Outra situação que pode ser enfrentada com o fortalecimento das políticas públicas e de seus mecanismos de controle social refere-se ao trabalho infantil. Segundo a Agência Brasil (2019), dados do Instituto Brasileiro de Geografia e Estatística (IBGE) de 2016 mostram que o Brasil tem 2,4 milhões de crianças e adolescentes entre 5 e 17 anos trabalhando. Os adolescentes pretos e pardos correspondem a 66,2% do total do grupo identificado em situação de trabalho infantil. O trabalho infantil priva as crianças de sua infância, seu potencial de desenvolvimento e de sua dignidade.
Estas e muitas outras graves violações podem ser minoradas com a ação efetiva de políticas públicas para crianças e adolescentes.
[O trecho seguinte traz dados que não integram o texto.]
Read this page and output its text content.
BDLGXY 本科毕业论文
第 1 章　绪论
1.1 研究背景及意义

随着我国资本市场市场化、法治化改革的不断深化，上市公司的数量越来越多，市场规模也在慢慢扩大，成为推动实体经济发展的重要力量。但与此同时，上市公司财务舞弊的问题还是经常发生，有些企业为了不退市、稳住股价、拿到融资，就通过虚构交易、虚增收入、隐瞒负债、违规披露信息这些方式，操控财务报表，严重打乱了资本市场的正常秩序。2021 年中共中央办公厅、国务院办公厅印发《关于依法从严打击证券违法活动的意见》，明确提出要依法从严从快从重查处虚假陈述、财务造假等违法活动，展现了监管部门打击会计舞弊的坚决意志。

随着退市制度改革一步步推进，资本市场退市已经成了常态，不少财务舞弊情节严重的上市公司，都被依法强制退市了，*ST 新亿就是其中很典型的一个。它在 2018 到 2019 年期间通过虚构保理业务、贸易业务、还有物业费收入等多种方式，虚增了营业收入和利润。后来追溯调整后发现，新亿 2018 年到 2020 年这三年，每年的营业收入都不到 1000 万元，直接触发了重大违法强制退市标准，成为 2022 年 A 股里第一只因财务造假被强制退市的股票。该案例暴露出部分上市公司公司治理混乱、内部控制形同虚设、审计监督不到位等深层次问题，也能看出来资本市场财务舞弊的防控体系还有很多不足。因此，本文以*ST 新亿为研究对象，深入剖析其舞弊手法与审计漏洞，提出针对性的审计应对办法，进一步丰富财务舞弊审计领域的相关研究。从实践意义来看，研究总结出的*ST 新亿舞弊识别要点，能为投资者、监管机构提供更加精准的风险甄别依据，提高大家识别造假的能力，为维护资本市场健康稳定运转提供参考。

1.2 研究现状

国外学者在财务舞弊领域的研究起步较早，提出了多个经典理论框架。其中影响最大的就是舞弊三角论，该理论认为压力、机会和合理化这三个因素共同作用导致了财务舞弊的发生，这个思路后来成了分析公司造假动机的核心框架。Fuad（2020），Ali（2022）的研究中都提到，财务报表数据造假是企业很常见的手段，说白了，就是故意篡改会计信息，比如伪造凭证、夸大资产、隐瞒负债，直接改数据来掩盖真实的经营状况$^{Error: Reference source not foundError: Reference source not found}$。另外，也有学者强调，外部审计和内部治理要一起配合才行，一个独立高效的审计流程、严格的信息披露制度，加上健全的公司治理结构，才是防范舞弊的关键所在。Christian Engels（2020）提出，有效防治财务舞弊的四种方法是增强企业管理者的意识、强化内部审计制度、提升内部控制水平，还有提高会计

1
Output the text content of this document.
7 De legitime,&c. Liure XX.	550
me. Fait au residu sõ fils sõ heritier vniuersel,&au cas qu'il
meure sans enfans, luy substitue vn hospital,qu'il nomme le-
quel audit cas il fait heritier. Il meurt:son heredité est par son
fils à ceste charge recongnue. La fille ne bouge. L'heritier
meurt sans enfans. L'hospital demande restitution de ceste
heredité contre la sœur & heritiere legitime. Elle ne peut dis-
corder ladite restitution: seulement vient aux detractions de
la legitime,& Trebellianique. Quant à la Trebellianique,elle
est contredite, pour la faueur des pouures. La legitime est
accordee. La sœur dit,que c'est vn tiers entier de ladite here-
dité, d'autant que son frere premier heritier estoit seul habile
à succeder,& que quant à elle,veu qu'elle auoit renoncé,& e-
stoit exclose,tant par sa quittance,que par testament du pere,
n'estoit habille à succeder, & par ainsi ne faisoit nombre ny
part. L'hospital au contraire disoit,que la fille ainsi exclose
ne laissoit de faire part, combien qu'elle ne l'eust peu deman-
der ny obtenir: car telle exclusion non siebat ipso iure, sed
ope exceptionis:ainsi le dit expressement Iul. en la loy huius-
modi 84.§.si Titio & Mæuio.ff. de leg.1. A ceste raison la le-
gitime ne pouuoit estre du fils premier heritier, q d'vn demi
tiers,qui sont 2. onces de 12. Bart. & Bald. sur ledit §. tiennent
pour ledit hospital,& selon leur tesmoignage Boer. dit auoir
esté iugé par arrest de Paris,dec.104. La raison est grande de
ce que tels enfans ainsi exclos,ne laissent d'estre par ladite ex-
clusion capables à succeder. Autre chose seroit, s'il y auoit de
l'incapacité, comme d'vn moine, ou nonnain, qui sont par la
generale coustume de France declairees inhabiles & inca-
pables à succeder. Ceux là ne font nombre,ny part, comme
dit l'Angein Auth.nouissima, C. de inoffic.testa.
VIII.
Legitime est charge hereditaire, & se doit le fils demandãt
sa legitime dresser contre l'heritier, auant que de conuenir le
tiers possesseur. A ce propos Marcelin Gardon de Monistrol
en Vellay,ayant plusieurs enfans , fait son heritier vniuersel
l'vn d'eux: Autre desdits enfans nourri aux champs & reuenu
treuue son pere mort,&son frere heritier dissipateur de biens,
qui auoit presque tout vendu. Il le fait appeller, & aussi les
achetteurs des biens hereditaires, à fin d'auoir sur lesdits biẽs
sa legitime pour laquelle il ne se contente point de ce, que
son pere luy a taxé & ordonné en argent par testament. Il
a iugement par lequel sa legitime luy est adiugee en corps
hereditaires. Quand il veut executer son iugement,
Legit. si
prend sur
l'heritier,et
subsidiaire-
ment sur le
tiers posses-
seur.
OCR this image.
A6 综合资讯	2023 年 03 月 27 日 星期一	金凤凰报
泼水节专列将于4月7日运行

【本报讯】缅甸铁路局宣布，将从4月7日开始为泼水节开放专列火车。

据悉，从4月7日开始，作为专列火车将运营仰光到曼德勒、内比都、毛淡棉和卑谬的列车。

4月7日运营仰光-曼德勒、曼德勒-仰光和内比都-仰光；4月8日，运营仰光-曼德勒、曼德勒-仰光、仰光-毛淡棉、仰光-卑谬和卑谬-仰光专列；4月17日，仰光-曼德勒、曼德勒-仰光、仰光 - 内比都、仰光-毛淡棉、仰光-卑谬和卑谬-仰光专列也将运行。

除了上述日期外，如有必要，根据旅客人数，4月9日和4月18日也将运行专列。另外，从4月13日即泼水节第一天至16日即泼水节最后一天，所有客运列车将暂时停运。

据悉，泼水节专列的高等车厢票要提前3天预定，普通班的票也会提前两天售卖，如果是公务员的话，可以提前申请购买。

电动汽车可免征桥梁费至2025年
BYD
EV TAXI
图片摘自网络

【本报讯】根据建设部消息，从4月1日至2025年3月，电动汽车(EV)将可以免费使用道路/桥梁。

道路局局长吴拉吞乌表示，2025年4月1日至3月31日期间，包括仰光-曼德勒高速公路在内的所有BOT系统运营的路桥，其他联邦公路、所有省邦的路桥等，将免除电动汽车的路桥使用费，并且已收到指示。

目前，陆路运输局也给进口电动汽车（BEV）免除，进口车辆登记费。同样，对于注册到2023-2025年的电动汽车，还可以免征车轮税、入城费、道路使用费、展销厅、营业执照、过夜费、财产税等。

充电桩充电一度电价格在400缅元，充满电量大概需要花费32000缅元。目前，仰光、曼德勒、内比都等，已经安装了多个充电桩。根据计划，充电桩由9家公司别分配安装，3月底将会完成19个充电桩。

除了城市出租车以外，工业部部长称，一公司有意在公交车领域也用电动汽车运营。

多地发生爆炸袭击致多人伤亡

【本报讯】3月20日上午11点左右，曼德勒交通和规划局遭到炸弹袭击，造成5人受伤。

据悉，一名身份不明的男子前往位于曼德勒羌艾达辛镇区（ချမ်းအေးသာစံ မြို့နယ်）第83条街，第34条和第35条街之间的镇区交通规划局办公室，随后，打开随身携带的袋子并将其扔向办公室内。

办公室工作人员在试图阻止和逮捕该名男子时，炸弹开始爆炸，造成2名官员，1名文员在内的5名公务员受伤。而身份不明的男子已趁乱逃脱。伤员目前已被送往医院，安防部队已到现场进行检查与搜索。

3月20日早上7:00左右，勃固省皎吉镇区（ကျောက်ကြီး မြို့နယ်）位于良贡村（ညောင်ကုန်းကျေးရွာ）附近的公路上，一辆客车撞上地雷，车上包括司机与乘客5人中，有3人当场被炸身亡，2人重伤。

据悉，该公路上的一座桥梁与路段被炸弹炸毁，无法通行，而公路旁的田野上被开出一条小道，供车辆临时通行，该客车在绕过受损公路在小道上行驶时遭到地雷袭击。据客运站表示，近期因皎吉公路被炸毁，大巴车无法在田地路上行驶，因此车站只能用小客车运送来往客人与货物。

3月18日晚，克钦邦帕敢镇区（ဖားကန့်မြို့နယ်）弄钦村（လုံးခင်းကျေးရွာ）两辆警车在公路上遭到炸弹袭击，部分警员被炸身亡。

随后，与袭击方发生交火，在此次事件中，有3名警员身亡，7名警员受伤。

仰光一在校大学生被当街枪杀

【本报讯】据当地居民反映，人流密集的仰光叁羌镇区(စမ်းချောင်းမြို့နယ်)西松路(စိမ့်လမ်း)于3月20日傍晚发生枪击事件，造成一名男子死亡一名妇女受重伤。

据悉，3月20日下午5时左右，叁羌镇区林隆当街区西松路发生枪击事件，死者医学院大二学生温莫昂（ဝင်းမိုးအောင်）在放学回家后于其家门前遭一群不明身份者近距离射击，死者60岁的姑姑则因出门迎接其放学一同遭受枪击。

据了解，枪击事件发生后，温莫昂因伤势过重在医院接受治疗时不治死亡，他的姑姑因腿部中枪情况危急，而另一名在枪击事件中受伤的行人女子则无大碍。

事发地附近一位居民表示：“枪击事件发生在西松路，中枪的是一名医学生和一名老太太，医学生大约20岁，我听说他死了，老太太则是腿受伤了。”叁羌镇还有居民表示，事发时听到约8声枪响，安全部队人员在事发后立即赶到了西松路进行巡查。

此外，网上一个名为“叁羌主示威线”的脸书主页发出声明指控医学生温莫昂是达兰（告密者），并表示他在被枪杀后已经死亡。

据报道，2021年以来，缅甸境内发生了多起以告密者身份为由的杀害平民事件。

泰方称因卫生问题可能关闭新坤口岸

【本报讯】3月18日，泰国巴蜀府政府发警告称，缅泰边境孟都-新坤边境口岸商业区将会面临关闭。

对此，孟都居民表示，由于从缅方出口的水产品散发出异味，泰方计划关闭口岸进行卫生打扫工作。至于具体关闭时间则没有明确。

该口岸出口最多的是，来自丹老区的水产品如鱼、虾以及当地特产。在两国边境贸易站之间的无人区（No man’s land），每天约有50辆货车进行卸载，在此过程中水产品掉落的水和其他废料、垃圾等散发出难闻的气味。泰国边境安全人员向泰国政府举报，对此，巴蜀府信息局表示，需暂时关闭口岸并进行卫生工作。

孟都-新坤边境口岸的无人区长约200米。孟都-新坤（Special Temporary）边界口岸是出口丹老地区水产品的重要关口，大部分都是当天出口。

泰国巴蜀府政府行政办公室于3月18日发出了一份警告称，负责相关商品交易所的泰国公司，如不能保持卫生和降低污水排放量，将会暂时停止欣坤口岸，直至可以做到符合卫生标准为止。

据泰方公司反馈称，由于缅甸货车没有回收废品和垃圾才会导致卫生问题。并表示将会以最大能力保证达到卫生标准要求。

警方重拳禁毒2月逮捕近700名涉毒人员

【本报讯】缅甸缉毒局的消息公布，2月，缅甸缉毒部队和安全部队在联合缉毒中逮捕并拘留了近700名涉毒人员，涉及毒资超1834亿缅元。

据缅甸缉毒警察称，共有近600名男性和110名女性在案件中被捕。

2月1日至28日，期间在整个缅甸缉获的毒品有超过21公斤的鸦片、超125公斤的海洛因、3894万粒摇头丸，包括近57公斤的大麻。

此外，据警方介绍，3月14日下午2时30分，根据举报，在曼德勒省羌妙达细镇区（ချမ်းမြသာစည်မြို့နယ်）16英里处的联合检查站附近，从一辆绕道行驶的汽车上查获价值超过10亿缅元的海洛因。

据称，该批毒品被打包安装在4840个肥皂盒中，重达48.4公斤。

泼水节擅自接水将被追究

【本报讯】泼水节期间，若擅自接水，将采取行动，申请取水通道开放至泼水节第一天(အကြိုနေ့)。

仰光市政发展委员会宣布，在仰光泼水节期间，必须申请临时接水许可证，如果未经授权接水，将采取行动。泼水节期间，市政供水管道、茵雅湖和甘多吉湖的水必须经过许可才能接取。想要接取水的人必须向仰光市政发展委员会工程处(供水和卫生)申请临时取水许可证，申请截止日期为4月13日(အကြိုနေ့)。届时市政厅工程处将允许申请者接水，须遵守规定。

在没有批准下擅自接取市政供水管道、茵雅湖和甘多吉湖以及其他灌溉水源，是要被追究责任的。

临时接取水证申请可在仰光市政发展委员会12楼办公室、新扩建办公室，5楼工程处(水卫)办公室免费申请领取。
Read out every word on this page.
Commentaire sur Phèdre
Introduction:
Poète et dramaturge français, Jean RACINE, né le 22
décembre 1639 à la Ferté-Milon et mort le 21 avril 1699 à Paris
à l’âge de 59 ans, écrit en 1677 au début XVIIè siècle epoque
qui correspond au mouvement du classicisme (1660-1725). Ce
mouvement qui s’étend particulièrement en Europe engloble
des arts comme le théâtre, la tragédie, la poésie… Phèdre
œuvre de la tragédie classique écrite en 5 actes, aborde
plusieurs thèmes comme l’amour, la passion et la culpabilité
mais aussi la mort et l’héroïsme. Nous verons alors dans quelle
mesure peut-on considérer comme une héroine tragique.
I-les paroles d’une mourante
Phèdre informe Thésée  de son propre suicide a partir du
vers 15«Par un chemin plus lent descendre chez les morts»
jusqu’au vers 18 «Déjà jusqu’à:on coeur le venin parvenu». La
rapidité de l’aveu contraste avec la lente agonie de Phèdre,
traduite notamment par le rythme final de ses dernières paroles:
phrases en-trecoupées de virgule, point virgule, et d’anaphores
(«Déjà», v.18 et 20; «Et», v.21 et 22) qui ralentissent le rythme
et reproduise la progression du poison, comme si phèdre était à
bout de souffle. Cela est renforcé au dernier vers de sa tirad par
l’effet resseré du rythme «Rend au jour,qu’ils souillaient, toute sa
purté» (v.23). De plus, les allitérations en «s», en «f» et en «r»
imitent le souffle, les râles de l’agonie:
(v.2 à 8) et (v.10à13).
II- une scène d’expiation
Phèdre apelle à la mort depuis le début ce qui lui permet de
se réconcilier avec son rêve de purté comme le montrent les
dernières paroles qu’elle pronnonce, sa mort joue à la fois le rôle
Para isso, é imprescindível fortalecer os mecanismos de defesa e proteção integral e este segmento, inclusive ampliando as ações dos Conselhos de controle social, e não os restringir.
Também ressaltamos a importância do trabalho de Psicólogas e Psicólogos nas políticas públicas de proteção integral a crianças e adolescentes. A intervenção envolve a abordagem junto à criança e ao adolescente quanto ao exercício de seus direitos e, também, às ações que asseguram um processo de transformação das instituições e mentalidades ainda orientadas pela doutrina da situação irregular, pelo punitivismo e pela coerção.
Neste sentido, o Conselho Regional de Psicologia do Paraná atenta-se aos Princípios Fundamentais do Código de Ética da Profissão, especialmente aos incisos “I. O psicólogo baseará o seu trabalho no respeito e na promoção da liberdade, da dignidade, da igualdade e da integridade do ser humano, apoiado nos valores que embasam a Declaração Universal dos Direitos Humanos.” e “II. O psicólogo trabalhará visando promover a saúde e a qualidade de vida das pessoas e das coletividades e contribuirá para a eliminação de quaisquer formas de negligência, discriminação, exploração, violência, crueldade e opressão.” Deste modo, compreendemos como essencial que o CRP-PR se posicione em defesa dos direitos sociais de crianças e adolescentes, na perspectiva de sua proteção integral e dos mecanismos de controle social de suas políticas públicas.
Esta autarquia pugna, portanto, pela imediata sustação do Decreto nº 10.003/2019, pelo fortalecimento do CONANDA e dos outros fóruns de controle social no país, em todas as esferas. Acreditamos que qualquer iniciativa que suprima a discussão pública e a averiguação de denúncias de violações de direitos humanos no Brasil não deve vigorar.